-- Ski Jumping isn't a sport because it involves judges.
-- Ditto for figure skating, ice dancing, snowboarding, moguls, etc.
-- Biathlon isn't a sport because it's just cold weather basic training.
-- Short track speed skating isn't a sport because the winner is determined in the final sprint and staying clear of accidents.
-- Doubles luge isn't a sport you just stack two guys on a sled.
-- Four man bobsled isn't a sport because two of the guys are just there for ballast.
-- Ice dancing isn't a sport, because, well, DANCING.
-- X isn't a sport because it's all about the technology.
And the last straw...
-- Curling is not a sport. If curling is a sport, then so should billiards. Or so this person said on Facebook.
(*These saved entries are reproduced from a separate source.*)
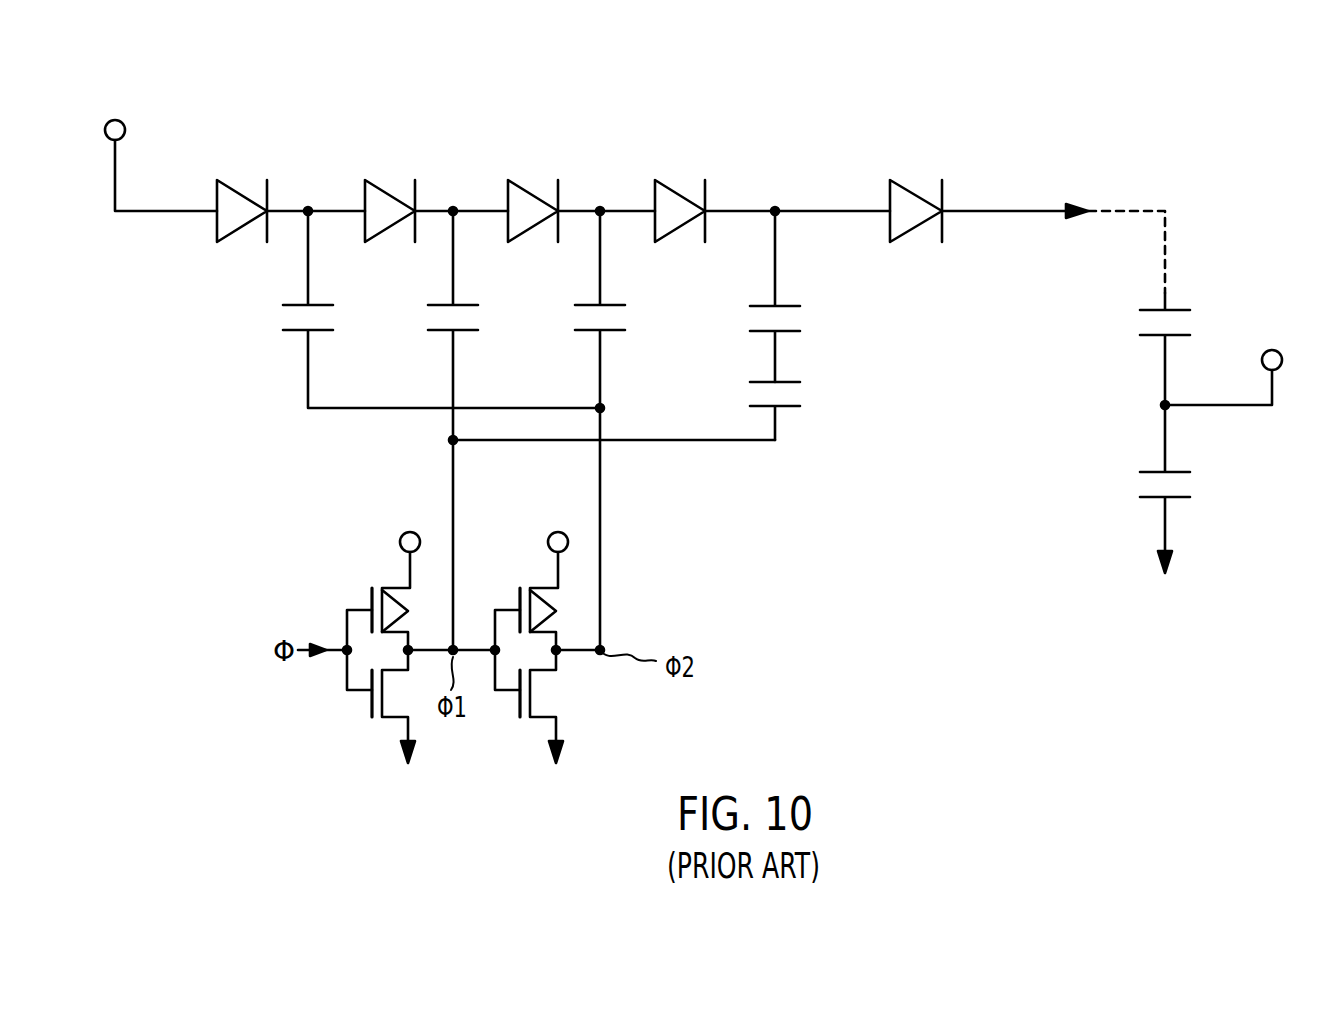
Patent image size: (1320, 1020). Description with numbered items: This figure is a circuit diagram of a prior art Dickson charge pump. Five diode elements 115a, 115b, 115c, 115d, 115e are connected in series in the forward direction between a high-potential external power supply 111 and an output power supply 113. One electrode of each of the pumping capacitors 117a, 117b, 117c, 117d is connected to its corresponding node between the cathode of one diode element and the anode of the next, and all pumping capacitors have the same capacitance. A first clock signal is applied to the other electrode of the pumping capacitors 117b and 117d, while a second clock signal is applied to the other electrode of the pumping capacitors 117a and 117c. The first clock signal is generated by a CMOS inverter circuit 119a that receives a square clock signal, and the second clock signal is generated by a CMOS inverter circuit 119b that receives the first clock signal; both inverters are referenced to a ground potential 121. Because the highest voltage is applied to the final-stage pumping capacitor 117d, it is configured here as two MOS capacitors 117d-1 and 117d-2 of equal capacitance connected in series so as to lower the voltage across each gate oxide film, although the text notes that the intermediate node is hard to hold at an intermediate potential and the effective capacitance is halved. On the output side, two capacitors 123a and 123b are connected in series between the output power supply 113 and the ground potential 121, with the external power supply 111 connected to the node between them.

The high-potential power supply 111 is at (115, 118).
The output power supply 113 is at (1082, 205).
The diode element 115a is at (240, 183).
The diode element 115b is at (388, 183).
The diode element 115c is at (534, 183).
The diode element 115d is at (680, 183).
The diode element 115e is at (914, 188).
The pumping capacitor 117a is at (330, 335).
The pumping capacitor 117b is at (475, 335).
The pumping capacitor 117c is at (622, 335).
The final-stage pumping capacitor 117d is at (869, 325).
The MOS capacitor 117d-1 is at (802, 318).
The MOS capacitor 117d-2 is at (802, 397).
The CMOS inverter circuit 119a is at (390, 652).
The CMOS inverter circuit 119b is at (538, 652).
The ground potential 121 is at (1160, 582).
The capacitor 123a is at (1132, 320).
The capacitor 123b is at (1132, 486).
Now, the distinction between a sport and an Olympic sport is a political distinction. But I have to say that although I've been skeptical of some of the sports added to the Games, I've come around on most of them, including all those X-Games offshoots. I've been more annoyed at those sports that the Olympics have eliminated, like baseball in the summer games.
The idea that anything judged or partially judged isn't a sport I think is more of a dig at the judges than the athletes who have trained for years only to get flattened by the mythical East German judge. And I was accused of trolling by trying to point out that their example of a real sport, football, is also determined by the officials. No, you're wrong -- it's not like the official can decide to award 9 points instead of 6. Really? And judging whether or not a knee is down before the ball breaks the plane CAN'T affect the outcome of a game? At best it's a gray area.
Do judges sometimes get it wrong? Sure. So do officials. So do athletes. It's not like we're talking about a beauty pageant like the Westminster Dog Show as a sport.
And curling has all kinds of strategy, finesse and physical ability. Just because it's not as fast paced as hockey or ice dancing, doesn't make curling less than a sport.
Some people take all the fun out of everything.